Authors: Heeseo Rain Kwon*, University of Cambridge, Elisabete A. Silva, University of Cambridge
Topics: Spatial Analysis & Modeling, Land Use and Land Cover Change, Geographic Information Science and Systems
Keywords: SLEUTH, behavioral theories, agent-based modelling, cellular automata, data science, complexity theory, geographic information systems, planning support systems
Session Type: Paper
Presentation File: No File Uploaded


Understanding and predicting spatial patterns of urban change is greatly useful for planners to deliver evidence-based and adaptive policies to address current problems and future sustainability. While approaches like agent-based modelling (ABM) and Cellular Automata (CA) have been applied to generate dynamic simulation, the current approach is limited in taking multiple behavioral rules into complex agent behavior.

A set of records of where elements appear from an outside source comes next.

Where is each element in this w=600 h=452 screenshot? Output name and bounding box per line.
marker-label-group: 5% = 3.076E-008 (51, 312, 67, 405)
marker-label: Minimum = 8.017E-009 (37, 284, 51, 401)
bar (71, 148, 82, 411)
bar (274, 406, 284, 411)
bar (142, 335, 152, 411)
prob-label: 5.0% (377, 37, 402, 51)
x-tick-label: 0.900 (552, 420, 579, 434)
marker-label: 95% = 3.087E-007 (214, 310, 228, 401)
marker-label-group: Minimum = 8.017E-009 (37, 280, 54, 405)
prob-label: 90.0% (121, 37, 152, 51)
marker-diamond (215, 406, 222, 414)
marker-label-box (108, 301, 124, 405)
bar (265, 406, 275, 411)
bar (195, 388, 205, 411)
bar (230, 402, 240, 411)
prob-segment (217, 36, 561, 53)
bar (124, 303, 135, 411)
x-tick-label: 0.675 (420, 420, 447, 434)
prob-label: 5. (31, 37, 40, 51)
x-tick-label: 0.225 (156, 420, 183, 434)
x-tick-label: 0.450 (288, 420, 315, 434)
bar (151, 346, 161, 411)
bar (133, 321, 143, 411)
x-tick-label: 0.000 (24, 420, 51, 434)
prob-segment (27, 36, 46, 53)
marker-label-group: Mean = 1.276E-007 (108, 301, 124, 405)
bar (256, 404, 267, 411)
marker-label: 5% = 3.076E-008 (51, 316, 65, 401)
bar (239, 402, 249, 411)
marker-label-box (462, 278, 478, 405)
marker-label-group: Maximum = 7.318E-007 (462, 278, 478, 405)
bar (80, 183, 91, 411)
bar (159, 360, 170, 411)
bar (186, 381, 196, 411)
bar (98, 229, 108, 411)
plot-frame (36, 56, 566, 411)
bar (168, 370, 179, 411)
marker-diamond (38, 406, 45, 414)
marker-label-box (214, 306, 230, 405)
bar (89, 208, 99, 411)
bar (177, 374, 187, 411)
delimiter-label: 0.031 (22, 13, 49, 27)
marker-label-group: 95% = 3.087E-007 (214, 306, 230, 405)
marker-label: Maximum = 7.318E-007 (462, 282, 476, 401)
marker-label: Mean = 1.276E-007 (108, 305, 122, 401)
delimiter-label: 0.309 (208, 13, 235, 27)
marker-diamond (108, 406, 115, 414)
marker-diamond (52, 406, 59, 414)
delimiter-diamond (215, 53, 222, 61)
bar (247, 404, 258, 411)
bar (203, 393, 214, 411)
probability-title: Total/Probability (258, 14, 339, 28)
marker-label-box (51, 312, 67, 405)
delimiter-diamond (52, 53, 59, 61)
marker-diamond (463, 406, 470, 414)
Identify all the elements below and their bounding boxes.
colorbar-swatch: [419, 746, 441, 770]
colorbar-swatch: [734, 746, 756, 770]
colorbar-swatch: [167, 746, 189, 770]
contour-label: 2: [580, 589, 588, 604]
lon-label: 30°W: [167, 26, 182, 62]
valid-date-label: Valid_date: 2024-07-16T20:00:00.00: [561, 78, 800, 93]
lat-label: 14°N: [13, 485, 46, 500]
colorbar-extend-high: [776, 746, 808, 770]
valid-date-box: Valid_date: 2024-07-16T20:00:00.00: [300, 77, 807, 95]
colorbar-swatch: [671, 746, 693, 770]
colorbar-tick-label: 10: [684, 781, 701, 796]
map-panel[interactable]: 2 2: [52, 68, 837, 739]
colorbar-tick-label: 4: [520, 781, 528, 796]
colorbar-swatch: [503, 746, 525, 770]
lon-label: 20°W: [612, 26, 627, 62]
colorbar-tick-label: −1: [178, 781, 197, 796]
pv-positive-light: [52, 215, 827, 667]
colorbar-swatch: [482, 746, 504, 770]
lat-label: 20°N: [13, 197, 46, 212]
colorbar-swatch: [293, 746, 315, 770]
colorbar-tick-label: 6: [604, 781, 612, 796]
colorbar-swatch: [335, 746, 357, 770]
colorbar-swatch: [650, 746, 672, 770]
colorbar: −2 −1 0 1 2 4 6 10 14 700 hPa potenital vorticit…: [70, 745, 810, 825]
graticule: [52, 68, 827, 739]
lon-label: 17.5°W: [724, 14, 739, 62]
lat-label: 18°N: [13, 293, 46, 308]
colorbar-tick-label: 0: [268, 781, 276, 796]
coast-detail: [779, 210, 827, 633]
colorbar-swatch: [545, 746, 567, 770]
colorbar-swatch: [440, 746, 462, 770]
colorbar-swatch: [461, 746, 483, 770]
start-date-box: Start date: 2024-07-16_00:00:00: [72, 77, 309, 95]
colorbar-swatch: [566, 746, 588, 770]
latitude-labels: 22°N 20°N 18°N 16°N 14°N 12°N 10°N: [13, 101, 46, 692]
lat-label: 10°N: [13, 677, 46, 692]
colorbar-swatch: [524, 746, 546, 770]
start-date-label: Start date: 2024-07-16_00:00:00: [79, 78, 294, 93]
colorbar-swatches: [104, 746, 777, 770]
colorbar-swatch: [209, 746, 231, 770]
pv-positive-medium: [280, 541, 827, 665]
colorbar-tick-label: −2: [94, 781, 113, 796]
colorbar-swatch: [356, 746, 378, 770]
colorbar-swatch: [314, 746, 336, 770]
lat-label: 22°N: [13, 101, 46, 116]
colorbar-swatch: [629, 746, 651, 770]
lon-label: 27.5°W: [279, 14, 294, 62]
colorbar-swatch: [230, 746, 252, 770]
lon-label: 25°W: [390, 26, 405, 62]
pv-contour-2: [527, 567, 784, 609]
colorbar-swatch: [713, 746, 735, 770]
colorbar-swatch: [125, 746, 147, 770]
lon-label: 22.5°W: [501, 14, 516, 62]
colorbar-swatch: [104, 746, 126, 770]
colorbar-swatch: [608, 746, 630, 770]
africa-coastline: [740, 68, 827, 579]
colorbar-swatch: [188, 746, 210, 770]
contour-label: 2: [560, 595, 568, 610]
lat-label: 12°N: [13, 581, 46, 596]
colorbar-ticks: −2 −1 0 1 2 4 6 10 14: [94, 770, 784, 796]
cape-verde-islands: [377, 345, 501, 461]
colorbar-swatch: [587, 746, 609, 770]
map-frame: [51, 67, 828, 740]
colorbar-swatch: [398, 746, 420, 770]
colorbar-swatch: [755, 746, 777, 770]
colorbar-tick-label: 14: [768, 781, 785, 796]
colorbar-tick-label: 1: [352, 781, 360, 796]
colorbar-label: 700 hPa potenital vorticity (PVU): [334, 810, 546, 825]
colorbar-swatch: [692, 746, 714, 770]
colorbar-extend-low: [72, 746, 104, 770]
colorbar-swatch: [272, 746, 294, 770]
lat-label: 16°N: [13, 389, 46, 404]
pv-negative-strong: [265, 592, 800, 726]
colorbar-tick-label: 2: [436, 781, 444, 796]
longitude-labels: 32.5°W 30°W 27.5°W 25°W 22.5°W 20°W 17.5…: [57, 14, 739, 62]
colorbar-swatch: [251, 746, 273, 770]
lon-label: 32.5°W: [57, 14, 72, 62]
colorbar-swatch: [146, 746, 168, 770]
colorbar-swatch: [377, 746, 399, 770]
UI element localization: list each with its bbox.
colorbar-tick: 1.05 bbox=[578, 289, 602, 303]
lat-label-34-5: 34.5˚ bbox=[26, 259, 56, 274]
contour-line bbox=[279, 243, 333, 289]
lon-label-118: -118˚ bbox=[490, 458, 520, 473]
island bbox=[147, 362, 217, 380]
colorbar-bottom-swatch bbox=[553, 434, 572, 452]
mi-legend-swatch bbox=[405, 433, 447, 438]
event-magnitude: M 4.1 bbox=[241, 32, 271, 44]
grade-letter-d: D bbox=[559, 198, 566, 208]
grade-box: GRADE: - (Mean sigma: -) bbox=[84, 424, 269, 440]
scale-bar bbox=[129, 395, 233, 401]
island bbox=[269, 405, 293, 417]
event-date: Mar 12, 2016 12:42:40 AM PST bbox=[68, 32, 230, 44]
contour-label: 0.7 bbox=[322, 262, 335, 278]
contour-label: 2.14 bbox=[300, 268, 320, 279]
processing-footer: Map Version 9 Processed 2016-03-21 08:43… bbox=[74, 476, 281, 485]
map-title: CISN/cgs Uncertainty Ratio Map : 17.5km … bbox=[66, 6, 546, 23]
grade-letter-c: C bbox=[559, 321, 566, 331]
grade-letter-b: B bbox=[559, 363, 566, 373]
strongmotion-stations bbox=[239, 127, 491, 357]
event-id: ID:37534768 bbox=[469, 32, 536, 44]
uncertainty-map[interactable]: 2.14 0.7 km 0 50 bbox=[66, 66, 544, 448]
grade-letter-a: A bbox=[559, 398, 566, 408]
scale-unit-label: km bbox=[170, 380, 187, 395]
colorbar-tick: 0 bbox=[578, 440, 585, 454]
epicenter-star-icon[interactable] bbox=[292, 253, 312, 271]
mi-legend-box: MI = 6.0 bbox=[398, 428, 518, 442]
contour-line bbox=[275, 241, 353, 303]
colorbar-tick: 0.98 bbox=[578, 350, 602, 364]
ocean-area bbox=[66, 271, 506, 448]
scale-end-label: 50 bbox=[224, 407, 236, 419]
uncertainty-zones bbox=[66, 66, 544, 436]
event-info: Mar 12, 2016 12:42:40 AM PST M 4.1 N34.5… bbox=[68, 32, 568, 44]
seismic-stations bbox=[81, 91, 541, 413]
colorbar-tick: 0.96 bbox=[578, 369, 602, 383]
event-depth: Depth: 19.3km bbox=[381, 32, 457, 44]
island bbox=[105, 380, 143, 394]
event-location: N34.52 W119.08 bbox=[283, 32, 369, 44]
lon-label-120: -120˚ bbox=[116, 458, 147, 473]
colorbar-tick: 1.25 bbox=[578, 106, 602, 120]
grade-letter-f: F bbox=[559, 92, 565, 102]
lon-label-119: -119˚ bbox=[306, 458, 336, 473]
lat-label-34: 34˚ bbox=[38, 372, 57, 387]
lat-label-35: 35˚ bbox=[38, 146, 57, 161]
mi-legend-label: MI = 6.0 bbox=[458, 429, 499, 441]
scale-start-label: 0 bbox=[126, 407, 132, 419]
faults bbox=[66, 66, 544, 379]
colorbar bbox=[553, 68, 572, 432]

This paper extends the existing CA-based SLEUTH model into a CA/ABM-based land use-transport interaction model on NetLogo using data from Sejong, Korea, and attempts to increase the model efficiency by using two approaches. First, we intervened in the CA and tried to improve the calibration of the five coefficients of SLEUTH by applying building height data into the urban layer and traffic volume big data into the transport layer. Second, we tried to embed ABM functions into the CA-based model by applying metrics for travel behavior (car to non-car mode-switch behavior) linked with variables based on behavioral theories from disciplines like psychology, sociology, and economics. For this, we added household socio-economic survey data and applied language-based coding based on three most applicable behavioral theories with a hypothesis that a lower percent share of car use will lower the coefficients of road gravity, dispersion, and breed, therefore lower the urban growth in the rural areas of Sejong especially along the road network. We expect around 10% increase in efficiency measured in Overall SLEUTH Metric, error margin and land use allocation and expect to draw discussions pointing to data science, complexity and behavioral theories.